Tag: Orion

  • The Birds and Stars Remind

    Let’s face it, the days between the US National Election and the events of January 6th were some of the craziest we’ve ever witnessed in our lifetimes. Not since 9/11 have I been so angry and distracted as I was on the afternoon of January 6th, 2021. And it can be easy to wrap yourself around the pole of ongoing coverage and online opinion and speculation. I let myself indulge in some of that too.

    And then last night I took a walk outside on a brilliantly clear night and saw Orion poised above me. Orion has seen it all before and recognizes the smallness in our human lifetimes. This is big by human standards, but we’re like ants to the universe, and not the big ants but the tiny little ones that you have to squint to make out the features on. Orion whispered “This might be a big week for you but this ain’t nothing to the universe, kid.”

    Earlier this morning I waited for the water to boil for my morning jolt of goodness and watched the birds flitter about from the feeder to the ground, ground to the shrub, and back to the feeder. This crowd featured bluebirds and cardinals and mourning doves and sparrows. Mostly taking their turns at the feeder (except for the mourning doves who rely on scraps falling to the ground), but sometimes impatient with each other to get a move on so they can have their turn. This frenzy continued on well past the coffee being ready. Small little things fighting for their share and a little bit more. Perspective is where you find it.

    This week we saw people acting like squabbling birds at the feeder not wanting to take turns, while others pounced on the scraps below. It was maddening, and the days ahead are fraught with peril. But a walk or a glance outside offers lessons in perspective. We have work to do. A lot of work. But the worst of this will pass if we work together to make things better. Generally humanity is moving ever so slowly towards a better place. We might see this if we break our focus on selfishly fighting amongst ourselves. This ain’t nothing to the universe kid. This too shall pass.
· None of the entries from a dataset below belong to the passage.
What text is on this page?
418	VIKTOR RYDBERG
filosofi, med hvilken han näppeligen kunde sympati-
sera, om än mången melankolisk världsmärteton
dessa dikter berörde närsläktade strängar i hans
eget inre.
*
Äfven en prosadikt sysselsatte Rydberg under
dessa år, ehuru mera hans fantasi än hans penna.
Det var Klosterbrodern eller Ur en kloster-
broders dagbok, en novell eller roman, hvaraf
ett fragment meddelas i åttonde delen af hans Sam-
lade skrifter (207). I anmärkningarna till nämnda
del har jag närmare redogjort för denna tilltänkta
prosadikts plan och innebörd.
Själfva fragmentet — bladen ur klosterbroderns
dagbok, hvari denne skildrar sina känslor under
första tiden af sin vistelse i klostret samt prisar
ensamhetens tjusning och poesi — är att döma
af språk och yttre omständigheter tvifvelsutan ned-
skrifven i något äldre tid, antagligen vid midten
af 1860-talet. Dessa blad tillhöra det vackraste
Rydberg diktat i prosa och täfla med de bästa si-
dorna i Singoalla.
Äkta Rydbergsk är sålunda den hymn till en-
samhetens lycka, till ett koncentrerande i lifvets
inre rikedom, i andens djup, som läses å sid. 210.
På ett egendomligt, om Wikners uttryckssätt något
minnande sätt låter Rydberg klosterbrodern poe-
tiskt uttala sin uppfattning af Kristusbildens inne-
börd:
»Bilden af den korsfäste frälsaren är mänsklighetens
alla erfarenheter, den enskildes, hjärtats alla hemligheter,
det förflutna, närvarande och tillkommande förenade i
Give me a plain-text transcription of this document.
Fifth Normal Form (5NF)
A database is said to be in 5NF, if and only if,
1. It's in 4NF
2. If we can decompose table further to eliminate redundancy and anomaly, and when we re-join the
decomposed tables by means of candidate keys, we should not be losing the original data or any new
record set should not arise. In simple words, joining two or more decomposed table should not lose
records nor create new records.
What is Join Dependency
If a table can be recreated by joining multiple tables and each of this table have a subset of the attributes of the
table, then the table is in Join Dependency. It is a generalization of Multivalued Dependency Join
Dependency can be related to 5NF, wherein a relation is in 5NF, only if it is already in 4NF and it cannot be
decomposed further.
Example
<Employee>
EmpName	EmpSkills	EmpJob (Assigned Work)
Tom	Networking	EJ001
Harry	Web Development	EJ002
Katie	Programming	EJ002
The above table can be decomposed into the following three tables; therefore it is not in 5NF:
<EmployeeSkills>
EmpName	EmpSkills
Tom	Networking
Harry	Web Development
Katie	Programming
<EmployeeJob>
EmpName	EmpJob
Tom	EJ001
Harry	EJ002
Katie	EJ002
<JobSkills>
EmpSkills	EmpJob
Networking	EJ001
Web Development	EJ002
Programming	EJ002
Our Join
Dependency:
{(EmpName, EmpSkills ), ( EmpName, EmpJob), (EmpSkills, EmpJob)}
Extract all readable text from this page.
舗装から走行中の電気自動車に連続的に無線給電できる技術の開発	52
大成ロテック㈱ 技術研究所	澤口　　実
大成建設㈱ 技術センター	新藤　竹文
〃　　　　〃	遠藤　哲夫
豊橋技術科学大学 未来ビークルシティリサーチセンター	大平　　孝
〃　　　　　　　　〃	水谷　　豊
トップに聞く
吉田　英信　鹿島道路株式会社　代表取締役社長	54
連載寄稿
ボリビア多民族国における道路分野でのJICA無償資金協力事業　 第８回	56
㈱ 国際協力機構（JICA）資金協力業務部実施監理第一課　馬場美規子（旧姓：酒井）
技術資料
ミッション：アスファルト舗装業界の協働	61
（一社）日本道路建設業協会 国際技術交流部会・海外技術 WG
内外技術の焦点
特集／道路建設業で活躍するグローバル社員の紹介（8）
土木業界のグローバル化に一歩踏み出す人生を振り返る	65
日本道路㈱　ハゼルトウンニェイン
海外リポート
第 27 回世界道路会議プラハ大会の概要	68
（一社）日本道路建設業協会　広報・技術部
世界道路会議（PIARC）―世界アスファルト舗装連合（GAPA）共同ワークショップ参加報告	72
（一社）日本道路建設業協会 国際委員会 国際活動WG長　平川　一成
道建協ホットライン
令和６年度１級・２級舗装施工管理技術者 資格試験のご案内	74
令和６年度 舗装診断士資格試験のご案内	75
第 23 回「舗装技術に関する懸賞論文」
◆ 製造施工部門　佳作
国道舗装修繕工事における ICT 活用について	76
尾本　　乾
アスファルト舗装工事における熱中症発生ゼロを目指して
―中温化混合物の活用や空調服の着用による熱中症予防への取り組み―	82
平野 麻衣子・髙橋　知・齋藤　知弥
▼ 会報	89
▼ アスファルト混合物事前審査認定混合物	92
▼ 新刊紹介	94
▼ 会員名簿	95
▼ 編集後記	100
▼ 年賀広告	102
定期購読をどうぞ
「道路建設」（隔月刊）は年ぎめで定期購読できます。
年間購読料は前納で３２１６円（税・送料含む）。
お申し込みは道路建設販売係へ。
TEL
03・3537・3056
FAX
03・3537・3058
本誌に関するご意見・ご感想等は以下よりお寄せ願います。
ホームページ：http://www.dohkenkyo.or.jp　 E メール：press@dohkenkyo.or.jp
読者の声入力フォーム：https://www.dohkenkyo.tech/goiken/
  • The Seven Daughters of Atlas

    “Many a night I saw the Pleiads, rising through the mellow shade,
    Glitter like a swarm of fire-flies tangled in a silver braid.”
    – Lord Tennyson, Locksley Hall

    Orion and Taurus, the hunter and the hunted, have a long-standing adversarial relationship in the skies above us. If the Hyades are the face of Taurus turned towards Orion, the “body” of Taurus is a cluster of stars known as the Pleiades or the less magical M45. Looking up well before the dawn this morning they took my breath away. I carefully ran into a dark house for my binoculars for a closer look. While Mars and Venus and the Waning Gibbous moon setting in the west dominated the sky, the Pleiades drew most of my attention this morning.

    The Pleiades cluster has many names across the globe, but my favorite is the Seven Sisters. The Seven Sisters, all daughters of Atlas, dance in place, forever hunted by Orion (but just out of reach!) as their father holds up the heavens. I have but a sketchy knowledge of Greek mythology and rely heavily on Wikipedia and Google to help me out (the Tennyson above and the Hesiod poem below were both posted originally on Wikipedia). But the cluster was familiar to me, having always been there waiting for me to pay more attention.

    And if longing seizes you for sailing the stormy seas,
    when the Pleiades flee mighty Orion
    and plunge into the misty deep
    and all the gusty winds are raging,
    then do not keep your ship on the wine-dark sea
    but, as I bid you, remember to work the land.”
    – Hesiod, Works and Days 618–623

    This poem serves as a warning, for in late October and November when Pleiades is seen setting in the western sky it signals that winter is coming, and with it storms. Get your ships off the ocean and work the land instead. It’s September of course, but there have been plenty of storms already in 2020. And more change is in the air as the days grow shorter and we pivot towards Autumn. Our lives are nothing but change, no matter how much we sometimes wish to just dance in place forever like the Seven Sisters. But that’s not our fate.

    Pleiades reminded me that I need to get up earlier more often, for the brilliance of the sky above is wasted on me in my sleeping ignorance. The magic hour between 3 and 4 AM seems to be the time with the most to see, but how rare it is for me to be outside at that hour to witness it! I feel like an overnight passage or a night awake on a summit are required in the near future. Sleep is essential, but the stars silently dance without you while you’re blissfully dozing. Like Orion, those Seven Sisters are just out of reach for me, but I swear they flirt back at a fellow Taurus. And stir my imagination.